Moreover, chemical contamination could mean more possible effects all along the nearly 1,000-mile Ohio waterway, and even beyond to the Mississippi River. There are uncertainties about how the chemicals released in the derailment will react with existing chemicals in the Ohio, or how these chemicals will accumulate downstream in smaller tributaries. VanTassel has been in discussions with waterkeepers in Kentucky and West Virginia about monitoring the bodies of water in those states.
State and federal authorities, VanTassel says, “are doing a really poor job” of explaining the diverse risks involved. “If people and animals are suffering health-related effects far beyond the immediate area of the crash site and explosion, then authorities need to get out to those areas to investigate the range of the contamination,” she says. For its part, the state Senate’s Veterans Affairs and Emergency Preparedness Committee has subpoenaed Norfolk Southern CEO Alan Shaw. He was a no-show at a committee hearing held in Beaver County last week.
The use of fire retardants means that possible PFAS (also known as forever chemicals) contamination in groundwater sources is a threat and can persist in the environment. Burning vinyl chloride, which is used to manufacture polyvinyl chloride, or PVC, for pipes and other materials, also poses another threat. Combustion can create dioxins, which are not completely water-soluble, so these compounds can also persist in the environment. Ohio Sens. Sherrod Brown (D) and J.D. Vance (R) sent a letter to the Environmental Protection Agency requesting answers about possible dioxin contamination.
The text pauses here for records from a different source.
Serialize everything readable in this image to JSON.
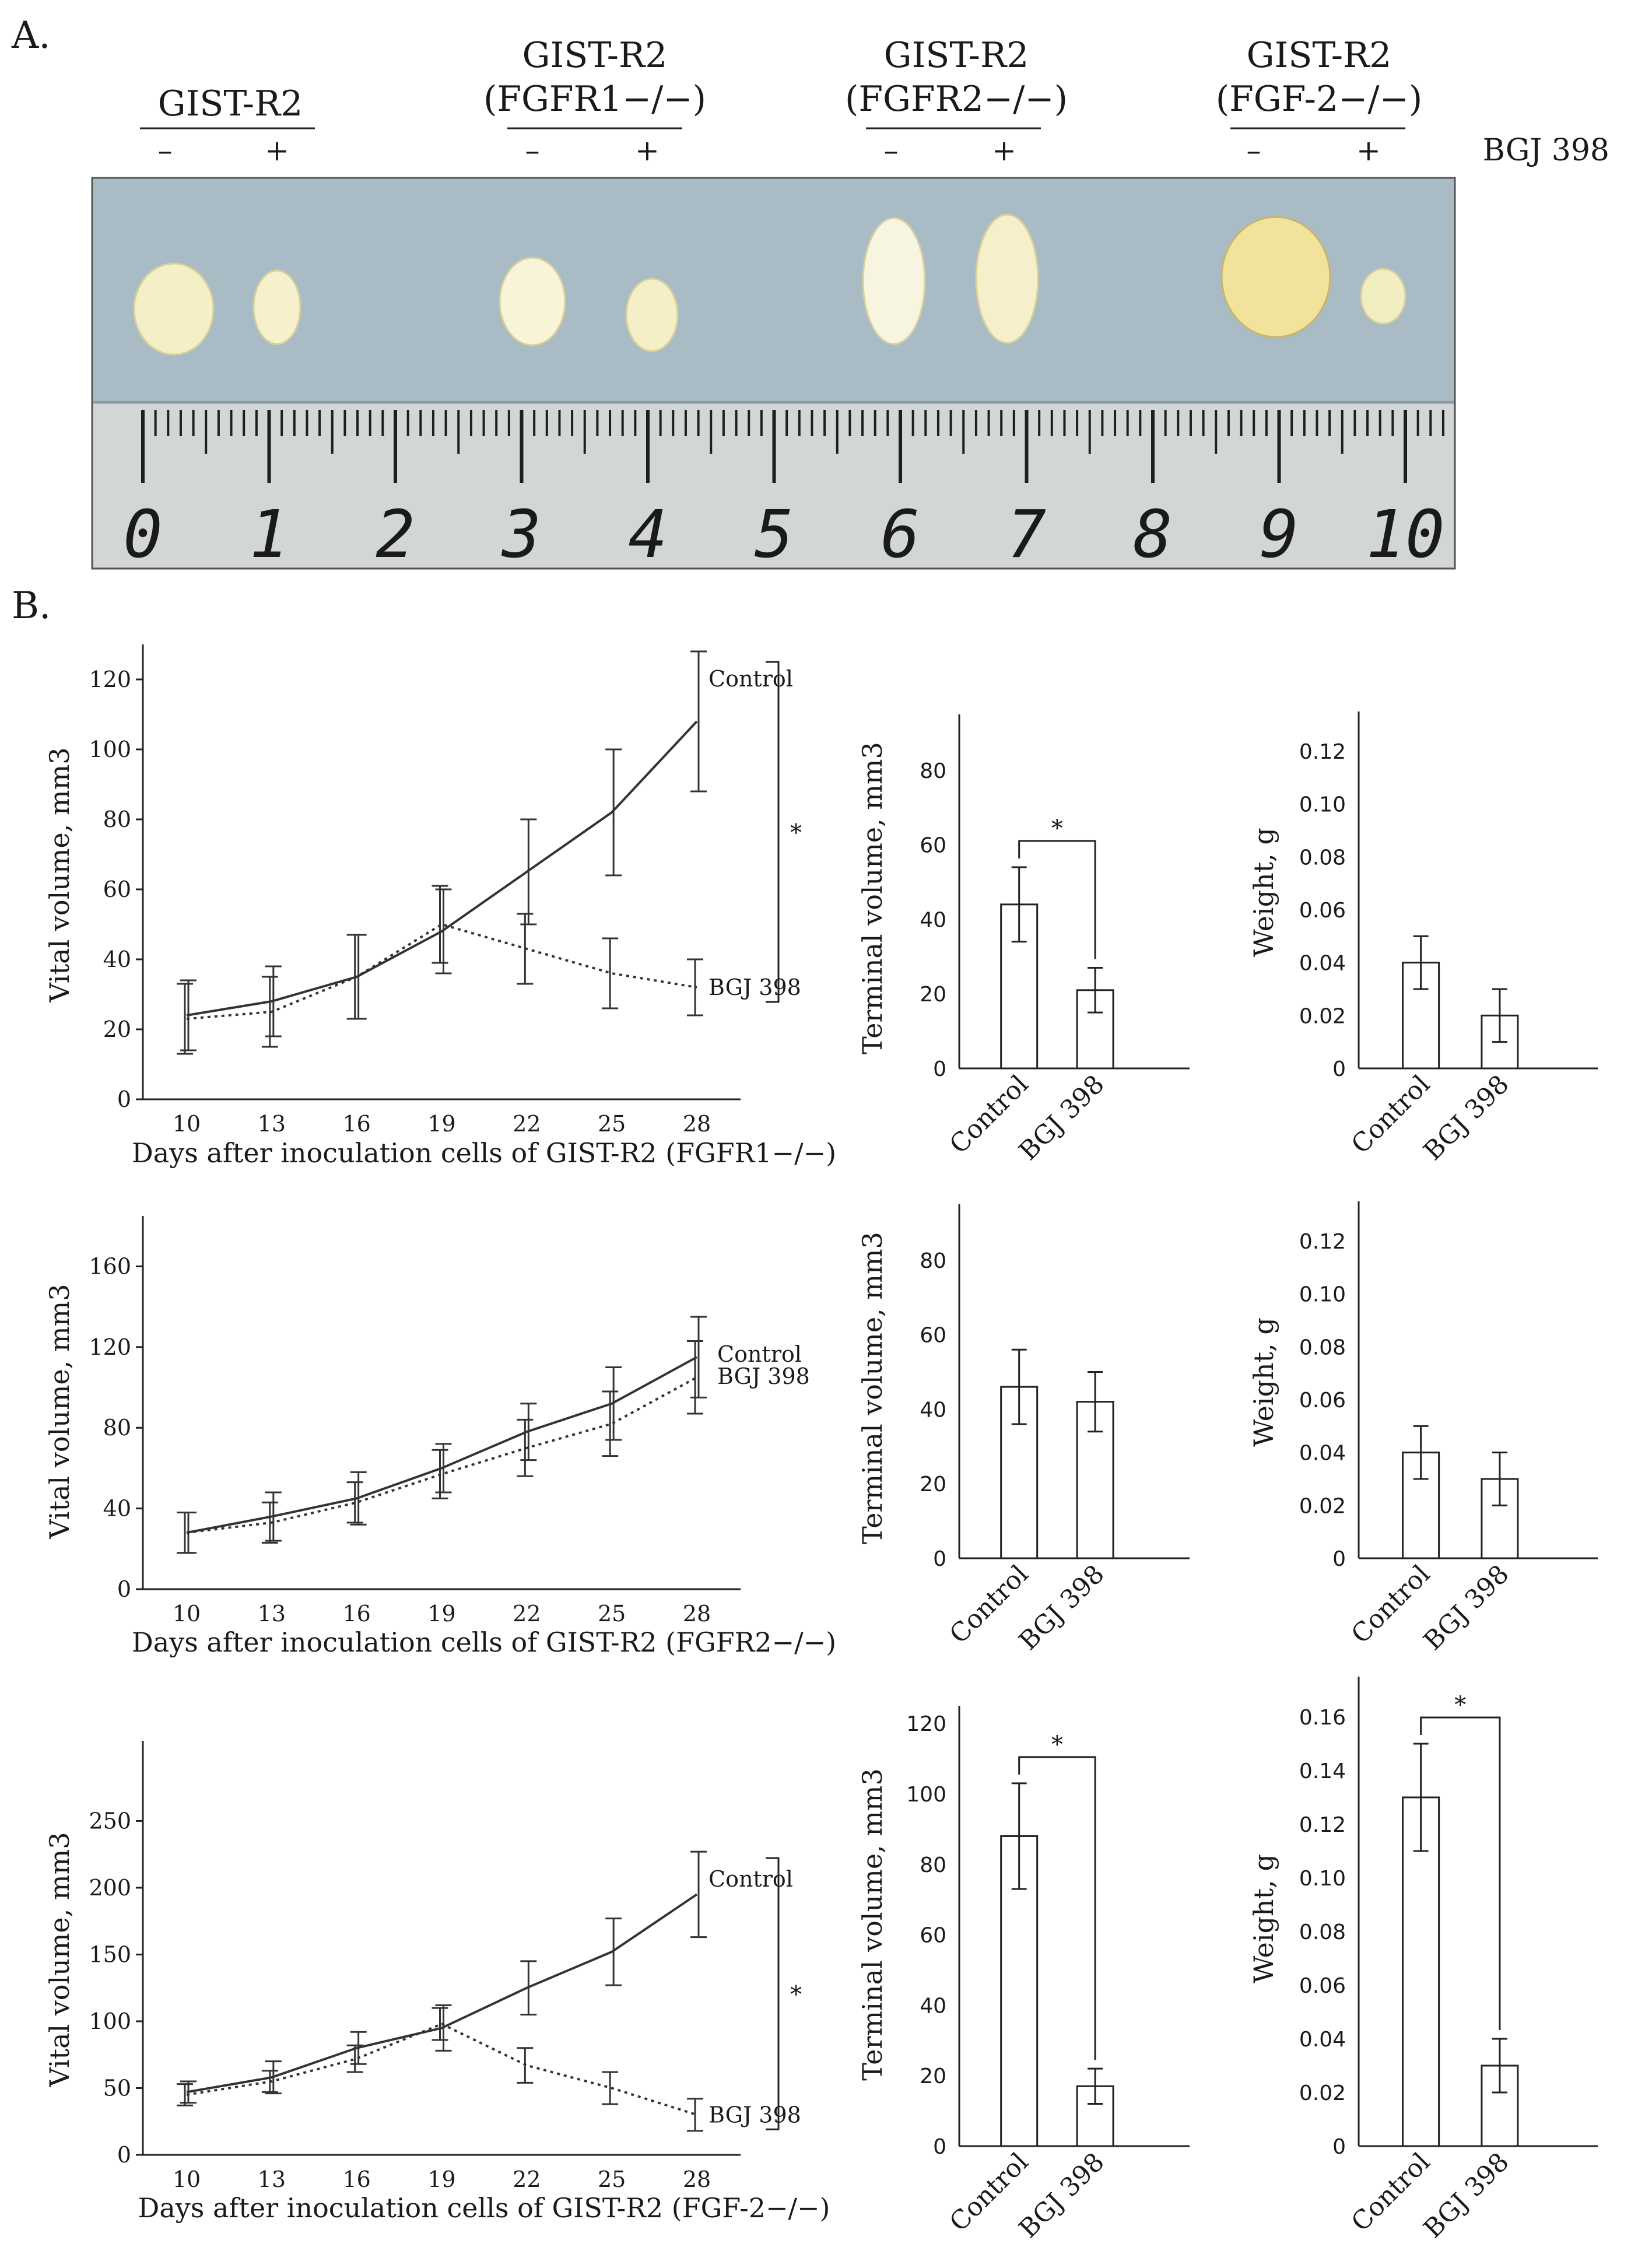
{
  "panel_a": {
    "label": "A.",
    "groups": [
      {
        "title1": "",
        "title2": "GIST-R2",
        "minus": "–",
        "plus": "+"
      },
      {
        "title1": "GIST-R2",
        "title2": "(FGFR1−/−)",
        "minus": "–",
        "plus": "+"
      },
      {
        "title1": "GIST-R2",
        "title2": "(FGFR2−/−)",
        "minus": "–",
        "plus": "+"
      },
      {
        "title1": "GIST-R2",
        "title2": "(FGF-2−/−)",
        "minus": "–",
        "plus": "+"
      }
    ],
    "treatment_label": "BGJ 398",
    "ruler_numbers": [
      "0",
      "1",
      "2",
      "3",
      "4",
      "5",
      "6",
      "7",
      "8",
      "9",
      "10"
    ],
    "colors": {
      "photo_bg": "#a9bcc6",
      "ruler": "#d4d8d9",
      "tumor": "#f3eec3"
    }
  },
  "panel_b": {
    "label": "B."
  },
  "chart_data": [
    {
      "type": "line",
      "row": 1,
      "title": "",
      "xlabel": "Days after inoculation cells of GIST-R2 (FGFR1−/−)",
      "ylabel": "Vital volume, mm3",
      "x": [
        10,
        13,
        16,
        19,
        22,
        25,
        28
      ],
      "ylim": [
        0,
        130
      ],
      "yticks": [
        0,
        20,
        40,
        60,
        80,
        100,
        120
      ],
      "series": [
        {
          "name": "Control",
          "style": "solid",
          "values": [
            24,
            28,
            35,
            48,
            65,
            82,
            108
          ],
          "errors": [
            10,
            10,
            12,
            12,
            15,
            18,
            20
          ]
        },
        {
          "name": "BGJ 398",
          "style": "dotted",
          "values": [
            23,
            25,
            35,
            50,
            43,
            36,
            32
          ],
          "errors": [
            10,
            10,
            12,
            11,
            10,
            10,
            8
          ]
        }
      ],
      "significance": "*"
    },
    {
      "type": "bar",
      "row": 1,
      "categories": [
        "Control",
        "BGJ 398"
      ],
      "values": [
        44,
        21
      ],
      "errors": [
        10,
        6
      ],
      "ylabel": "Terminal volume, mm3",
      "ylim": [
        0,
        95
      ],
      "yticks": [
        0,
        20,
        40,
        60,
        80
      ],
      "significance": "*"
    },
    {
      "type": "bar",
      "row": 1,
      "categories": [
        "Control",
        "BGJ 398"
      ],
      "values": [
        0.04,
        0.02
      ],
      "errors": [
        0.01,
        0.01
      ],
      "ylabel": "Weight, g",
      "ylim": [
        0,
        0.135
      ],
      "yticks": [
        "0",
        "0.02",
        "0.04",
        "0.06",
        "0.08",
        "0.10",
        "0.12"
      ],
      "significance": ""
    },
    {
      "type": "line",
      "row": 2,
      "title": "",
      "xlabel": "Days after inoculation cells of GIST-R2 (FGFR2−/−)",
      "ylabel": "Vital volume, mm3",
      "x": [
        10,
        13,
        16,
        19,
        22,
        25,
        28
      ],
      "ylim": [
        0,
        185
      ],
      "yticks": [
        0,
        40,
        80,
        120,
        160
      ],
      "series": [
        {
          "name": "Control",
          "style": "solid",
          "values": [
            28,
            36,
            45,
            60,
            78,
            92,
            115
          ],
          "errors": [
            10,
            12,
            13,
            12,
            14,
            18,
            20
          ]
        },
        {
          "name": "BGJ 398",
          "style": "dotted",
          "values": [
            28,
            33,
            43,
            57,
            70,
            82,
            105
          ],
          "errors": [
            10,
            10,
            10,
            12,
            14,
            16,
            18
          ]
        }
      ],
      "significance": ""
    },
    {
      "type": "bar",
      "row": 2,
      "categories": [
        "Control",
        "BGJ 398"
      ],
      "values": [
        46,
        42
      ],
      "errors": [
        10,
        8
      ],
      "ylabel": "Terminal volume, mm3",
      "ylim": [
        0,
        95
      ],
      "yticks": [
        0,
        20,
        40,
        60,
        80
      ],
      "significance": ""
    },
    {
      "type": "bar",
      "row": 2,
      "categories": [
        "Control",
        "BGJ 398"
      ],
      "values": [
        0.04,
        0.03
      ],
      "errors": [
        0.01,
        0.01
      ],
      "ylabel": "Weight, g",
      "ylim": [
        0,
        0.135
      ],
      "yticks": [
        "0",
        "0.02",
        "0.04",
        "0.06",
        "0.08",
        "0.10",
        "0.12"
      ],
      "significance": ""
    },
    {
      "type": "line",
      "row": 3,
      "title": "",
      "xlabel": "Days after inoculation cells of GIST-R2 (FGF-2−/−)",
      "ylabel": "Vital volume, mm3",
      "x": [
        10,
        13,
        16,
        19,
        22,
        25,
        28
      ],
      "ylim": [
        0,
        310
      ],
      "yticks": [
        0,
        50,
        100,
        150,
        200,
        250
      ],
      "series": [
        {
          "name": "Control",
          "style": "solid",
          "values": [
            47,
            58,
            80,
            95,
            125,
            152,
            195
          ],
          "errors": [
            8,
            12,
            12,
            17,
            20,
            25,
            32
          ]
        },
        {
          "name": "BGJ 398",
          "style": "dotted",
          "values": [
            45,
            55,
            72,
            98,
            67,
            50,
            30
          ],
          "errors": [
            8,
            8,
            10,
            12,
            13,
            12,
            12
          ]
        }
      ],
      "significance": "*"
    },
    {
      "type": "bar",
      "row": 3,
      "categories": [
        "Control",
        "BGJ 398"
      ],
      "values": [
        88,
        17
      ],
      "errors": [
        15,
        5
      ],
      "ylabel": "Terminal volume, mm3",
      "ylim": [
        0,
        125
      ],
      "yticks": [
        0,
        20,
        40,
        60,
        80,
        100,
        120
      ],
      "significance": "*"
    },
    {
      "type": "bar",
      "row": 3,
      "categories": [
        "Control",
        "BGJ 398"
      ],
      "values": [
        0.13,
        0.03
      ],
      "errors": [
        0.02,
        0.01
      ],
      "ylabel": "Weight, g",
      "ylim": [
        0,
        0.175
      ],
      "yticks": [
        "0",
        "0.02",
        "0.04",
        "0.06",
        "0.08",
        "0.10",
        "0.12",
        "0.14",
        "0.16"
      ],
      "significance": "*"
    }
  ]
}
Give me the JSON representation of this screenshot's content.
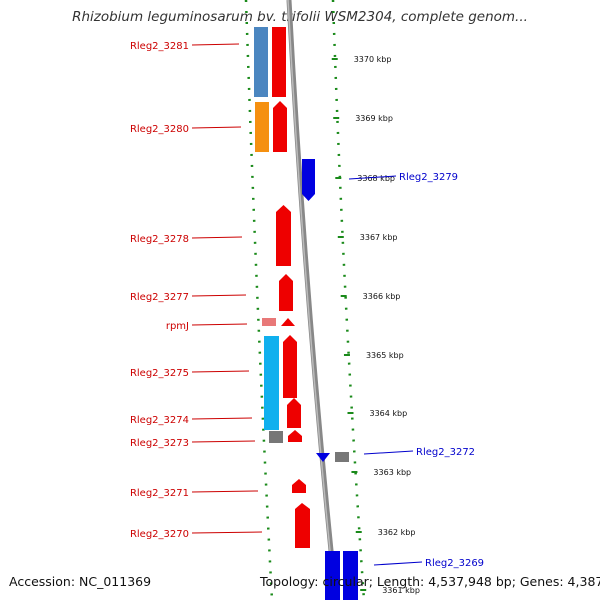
{
  "title": "Rhizobium leguminosarum bv. trifolii WSM2304, complete genom...",
  "footer": {
    "accession": "Accession: NC_011369",
    "topology": "Topology: circular; Length: 4,537,948 bp; Genes: 4,387"
  },
  "colors": {
    "label_red": "#cc0000",
    "label_blue": "#0000cc",
    "ruler_green": "#1a8a1a",
    "backbone": "#888888"
  },
  "kbp_labels": [
    "3370 kbp",
    "3369 kbp",
    "3368 kbp",
    "3367 kbp",
    "3366 kbp",
    "3365 kbp",
    "3364 kbp",
    "3363 kbp",
    "3362 kbp",
    "3361 kbp"
  ],
  "genes_left": [
    {
      "name": "Rleg2_3281"
    },
    {
      "name": "Rleg2_3280"
    },
    {
      "name": "Rleg2_3278"
    },
    {
      "name": "Rleg2_3277"
    },
    {
      "name": "rpmJ"
    },
    {
      "name": "Rleg2_3275"
    },
    {
      "name": "Rleg2_3274"
    },
    {
      "name": "Rleg2_3273"
    },
    {
      "name": "Rleg2_3271"
    },
    {
      "name": "Rleg2_3270"
    }
  ],
  "genes_right": [
    {
      "name": "Rleg2_3279"
    },
    {
      "name": "Rleg2_3272"
    },
    {
      "name": "Rleg2_3269"
    }
  ]
}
“Every chemist and expert in this field that I have talked to up to this point has said they’re not testing for the right thing, dioxin,” says Megan McDonough, the Pennsylvania state director for Food & Water Watch, a national environmental advocacy group that is working with other groups to marshal resources for preliminary water testing in the area. “We have people all the way from Ellwood City that are about 15 miles away that are having issues, and have noticed changes at their property,” she says. “So, the problem is no one is doing testing on the Pennsylvania side to even see how far the effects [go].” (McDonough says that it is unclear what data was used to establish the evacuation zone boundaries.)
Deluzio notes that his office has been hearing “a range of concerns around chemicals and examinations” from constituents. The state government in Harrisburg is committed “to testing there as long as necessary,” he says. As for the federal response, he adds that “what we have been doing from the very beginning here was to make sure that wherever those concerns are that they’re getting answered and that EPA is providing the broadest possible monitoring and testing.”
Meanwhile, to get at the root causes of the East Palestine derailment, Deluzio has introduced a bill that would revise the definition of a “high-hazard flammable train” to include dangerous chemicals like vinyl chloride (which is not included under current regulations), and reduce the number of cars need to fall under the definition to a single car. Currently, such freight trains are not defined as high-hazards unless they have 20 consecutive cars, or 35 cars total. He added that some Republicans are “frankly parroting railroad industry talking points” to oppose his bill, which has bipartisan support in Ohio and Pennsylvania.
On Wednesday, Brown and Vance, along with Pennsylvania’s Democratic senators John Fetterman (D) and Bob Casey (D), released their own companion bill, which Senate Majority Leader Chuck Schumer (D-NY) called “as smart as it is necessary,” vowing to pass it soon.
“What Ohio has been very good at this point that Pennsylvania has lacked is having a louder voice,” says McDonough. “Once Pennsylvanians organize and stand up and have that loud voice, I absolutely think that we start getting the things that we need.”